About half of patients had a seasonal trend (46%), aggressive behaviors (57%), anxiety (59%), or mixed characteristics (45%). Manic/hypomanic switches due to antidepressant treatment were observed in 29% of patients. 23% of patients experienced substance abuse over a lifetime.

Forty-four percent of patients reported psychotic symptoms on the DES-II scale (30%). BD I patients had a higher total DES-II score than BD II patients (30.82 ± 11,3 vs 18.04 ± 5.6). Patients with BD I with psychotic symptoms (n = 44) had a mean DES-II score of 51.1 ± 11.3, compared to patients with BD I without psychotic symptoms (n = 45) have an average DES-II score of 18.0 ± 15.6 (p < .001). A higher DES-II score in BD I patients with psychotic symptoms compared to the other subgroup (BD without psychotic symptoms) (p < .001) has been reported (Table 2).

Table 2

Correlation analysis Dissociation and Psychotic symptoms in BD
	F	Df	Sig.	η²
Correct model	86,700	2	,000	,641
Intercept	476,001	1	,000	,831
Diagnosis	2,860	1	,094	,029
Psychotic symptmos	83,911	1	,000	,464
Diagnosis * psychotic symptoms		0		0,000

At correlation analyses, dissociative symptoms presented a direct correlation with the total number of episodes (p < .000), antidepressant switch to mania (p < .000), seasonality (p < .000), aggression (p < .000), and mixed states (p < .000) (Table 3–4). Logistic regression analyses reported that the presence of psychotic and mixed features can be considered predictors of dissociative symptoms (p < .000) (Table 5). Tukey post-hoc test revealed that higher DES-II scores were reported by patients with poor response to treatment, while milder dissociative symptoms were observed in patients with an excellent therapeutic response (p<,000) (Table 6).

Table 3

U-Mann Whitney correlation of clinical variables and DES-II total score
Variables	DES-II
Diagnosis	0.000
Psychotic symptoms	0.000
Suicide	0.000
Antidepressant switch	0.000
Seasonality	0.000
Mixed characteristics	0.000
Anxious characteristics	0.000
Aggressive behavior	0.000
DES II: Dissociative Experience Scale-II.

Table 4

Person’s correlation of clinical variables and DES-II total score
	DES Total Score
2. Tot number of episodes	,533^**
3. Tot number of hypomanic episodes	,313^**
4. Tot number of manic episodes	,494^**
5. Tot number of depressive episodes	,532^**
6. Age at onset	-0,063
** p < .01; DES-II: Dissociative Experience Scale-II.

Table 5

Linear regression model
Dependent variable	Independent variable	B	Standard error	Beta	t	p
DES-II	Psychotic features	18,027	4,490	,494	4,014	,000*
DES-II	Mixed features	10,074	4,662	,259	2,161	,038*
	Family History	4,329	4,142	,109	1,045	,303
	Age of first contact	,223	,415	,079	,538	,594
	Age at onset	-,385	,468	-,120	-,824	,416
	Clinical course	-1,930	1,494	-,127	-1,292	,205
	Number of depressive episodes	,807	1,431	,274	,564	,576
	Number of manic episodes	-,703	1,593	-,097	-,441	,662
	Number of hypomanic episodes	-,503	1,511	-,112	-,333	,741
	Mania induced by antidepressant	-1,211	3,670	-,034	-,330	,743
	Suicide	7,925	4,154	,224	1,908	,065
	Aggressive behavior	-4,141	4,207	-,095	-,984	,332
	Anxious features	3,254	5,151	,072	,632	,532
DES-II: Dissociative Experience Scale-II.

Table 6

Tukey test
Alda scale total score	DES-II total score M (± DS)	p
Poor	44,64 (18,65)	0,000
Moderate	23,95 (19,3)	0,000
Good	12,02 (18,18)	0,000
*. p < 0.05; dependent variable: DES-II Total score.
DES-II: Dissociative Experience Scale-II.

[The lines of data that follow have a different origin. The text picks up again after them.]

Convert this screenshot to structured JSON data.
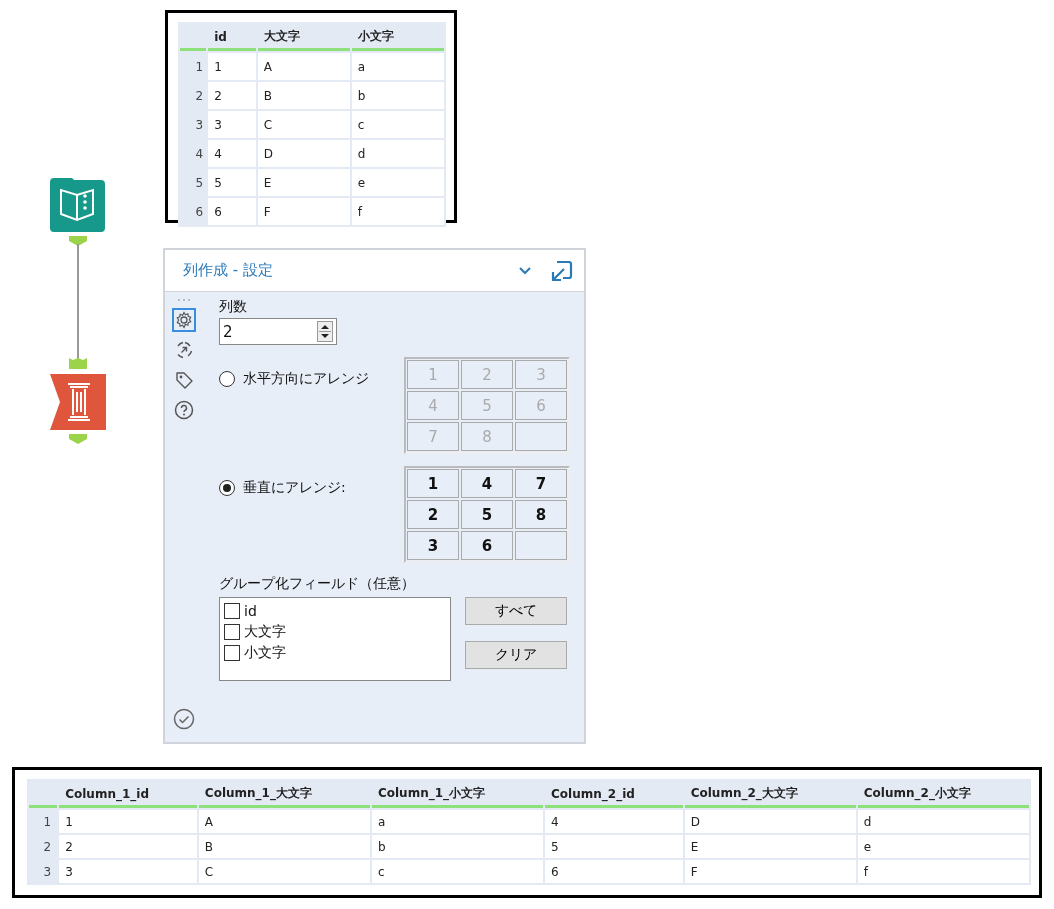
{
  "input_table": {
    "columns": [
      "id",
      "大文字",
      "小文字"
    ],
    "rows": [
      {
        "number": "1",
        "cells": [
          "1",
          "A",
          "a"
        ]
      },
      {
        "number": "2",
        "cells": [
          "2",
          "B",
          "b"
        ]
      },
      {
        "number": "3",
        "cells": [
          "3",
          "C",
          "c"
        ]
      },
      {
        "number": "4",
        "cells": [
          "4",
          "D",
          "d"
        ]
      },
      {
        "number": "5",
        "cells": [
          "5",
          "E",
          "e"
        ]
      },
      {
        "number": "6",
        "cells": [
          "6",
          "F",
          "f"
        ]
      }
    ]
  },
  "config": {
    "title": "列作成 - 設定",
    "side_tabs": [
      {
        "kind": "settings",
        "selected": true
      },
      {
        "kind": "connections",
        "selected": false
      },
      {
        "kind": "tag",
        "selected": false
      },
      {
        "kind": "help",
        "selected": false
      }
    ],
    "column_count": {
      "label": "列数",
      "value": "2"
    },
    "arrangements": [
      {
        "label": "水平方向にアレンジ",
        "selected": false,
        "grid": [
          [
            "1",
            "2",
            "3"
          ],
          [
            "4",
            "5",
            "6"
          ],
          [
            "7",
            "8"
          ]
        ]
      },
      {
        "label": "垂直にアレンジ:",
        "selected": true,
        "grid": [
          [
            "1",
            "4",
            "7"
          ],
          [
            "2",
            "5",
            "8"
          ],
          [
            "3",
            "6"
          ]
        ]
      }
    ],
    "group_fields": {
      "label": "グループ化フィールド（任意）",
      "items": [
        {
          "label": "id",
          "checked": false
        },
        {
          "label": "大文字",
          "checked": false
        },
        {
          "label": "小文字",
          "checked": false
        }
      ]
    },
    "buttons": [
      "すべて",
      "クリア"
    ]
  },
  "output_table": {
    "columns": [
      "Column_1_id",
      "Column_1_大文字",
      "Column_1_小文字",
      "Column_2_id",
      "Column_2_大文字",
      "Column_2_小文字"
    ],
    "rows": [
      {
        "number": "1",
        "cells": [
          "1",
          "A",
          "a",
          "4",
          "D",
          "d"
        ]
      },
      {
        "number": "2",
        "cells": [
          "2",
          "B",
          "b",
          "5",
          "E",
          "e"
        ]
      },
      {
        "number": "3",
        "cells": [
          "3",
          "C",
          "c",
          "6",
          "F",
          "f"
        ]
      }
    ]
  }
}
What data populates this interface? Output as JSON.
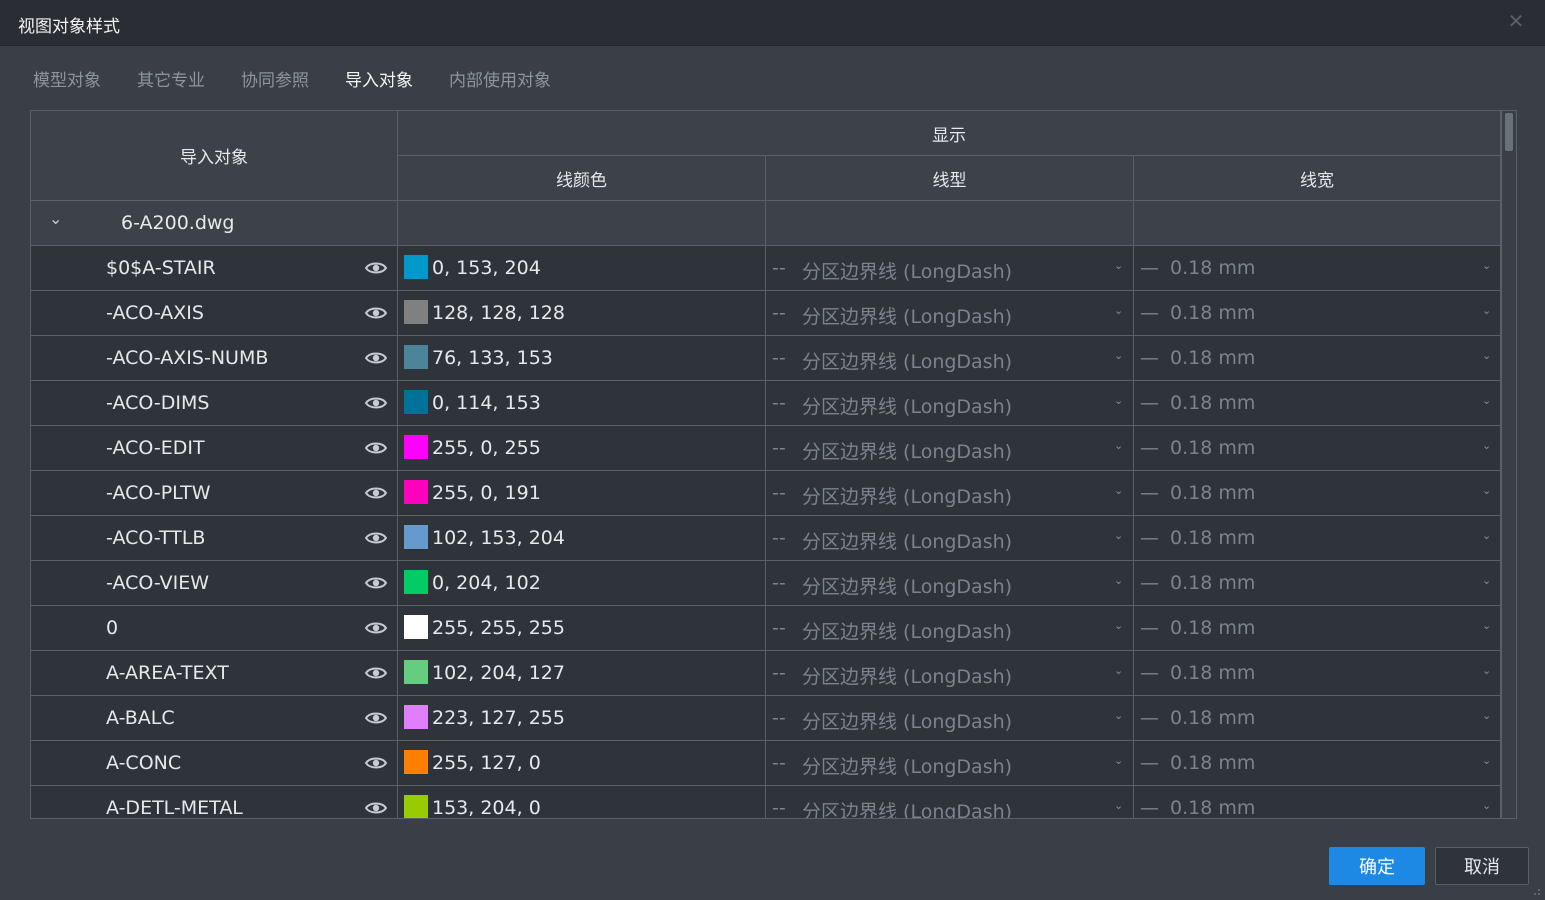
{
  "window": {
    "title": "视图对象样式"
  },
  "tabs": [
    {
      "label": "模型对象",
      "active": false
    },
    {
      "label": "其它专业",
      "active": false
    },
    {
      "label": "协同参照",
      "active": false
    },
    {
      "label": "导入对象",
      "active": true
    },
    {
      "label": "内部使用对象",
      "active": false
    }
  ],
  "table": {
    "header_object": "导入对象",
    "header_display": "显示",
    "header_color": "线颜色",
    "header_linetype": "线型",
    "header_lineweight": "线宽",
    "group_name": "6-A200.dwg",
    "rows": [
      {
        "name": "$0$A-STAIR",
        "rgb": "0, 153, 204",
        "color": "#0099cc",
        "linetype": "分区边界线 (LongDash)",
        "lineweight": "0.18 mm"
      },
      {
        "name": "-ACO-AXIS",
        "rgb": "128, 128, 128",
        "color": "#808080",
        "linetype": "分区边界线 (LongDash)",
        "lineweight": "0.18 mm"
      },
      {
        "name": "-ACO-AXIS-NUMB",
        "rgb": "76, 133, 153",
        "color": "#4c8599",
        "linetype": "分区边界线 (LongDash)",
        "lineweight": "0.18 mm"
      },
      {
        "name": "-ACO-DIMS",
        "rgb": "0, 114, 153",
        "color": "#007299",
        "linetype": "分区边界线 (LongDash)",
        "lineweight": "0.18 mm"
      },
      {
        "name": "-ACO-EDIT",
        "rgb": "255, 0, 255",
        "color": "#ff00ff",
        "linetype": "分区边界线 (LongDash)",
        "lineweight": "0.18 mm"
      },
      {
        "name": "-ACO-PLTW",
        "rgb": "255, 0, 191",
        "color": "#ff00bf",
        "linetype": "分区边界线 (LongDash)",
        "lineweight": "0.18 mm"
      },
      {
        "name": "-ACO-TTLB",
        "rgb": "102, 153, 204",
        "color": "#6699cc",
        "linetype": "分区边界线 (LongDash)",
        "lineweight": "0.18 mm"
      },
      {
        "name": "-ACO-VIEW",
        "rgb": "0, 204, 102",
        "color": "#00cc66",
        "linetype": "分区边界线 (LongDash)",
        "lineweight": "0.18 mm"
      },
      {
        "name": "0",
        "rgb": "255, 255, 255",
        "color": "#ffffff",
        "linetype": "分区边界线 (LongDash)",
        "lineweight": "0.18 mm"
      },
      {
        "name": "A-AREA-TEXT",
        "rgb": "102, 204, 127",
        "color": "#66cc7f",
        "linetype": "分区边界线 (LongDash)",
        "lineweight": "0.18 mm"
      },
      {
        "name": "A-BALC",
        "rgb": "223, 127, 255",
        "color": "#df7fff",
        "linetype": "分区边界线 (LongDash)",
        "lineweight": "0.18 mm"
      },
      {
        "name": "A-CONC",
        "rgb": "255, 127, 0",
        "color": "#ff7f00",
        "linetype": "分区边界线 (LongDash)",
        "lineweight": "0.18 mm"
      },
      {
        "name": "A-DETL-METAL",
        "rgb": "153, 204, 0",
        "color": "#99cc00",
        "linetype": "分区边界线 (LongDash)",
        "lineweight": "0.18 mm"
      }
    ]
  },
  "buttons": {
    "ok": "确定",
    "cancel": "取消"
  },
  "icons": {
    "close": "close-icon",
    "eye": "eye-icon",
    "chevron": "chevron-down-icon",
    "dropdown": "dropdown-arrow-icon"
  },
  "colors": {
    "accent": "#1e88e5",
    "background": "#3a3f47",
    "titlebar": "#2a2e34",
    "row_bg": "#2f343b"
  }
}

The main finding of our study is the presence of a stable correlation between dissociative symptoms and psychotic features in BD. Moreover, such correlation is related to clinical severity as shown by the higher DES-II total score in patients with a higher number of episodes, aggressive behaviors, seasonality, mixed features, and poor response to mood stabilizers.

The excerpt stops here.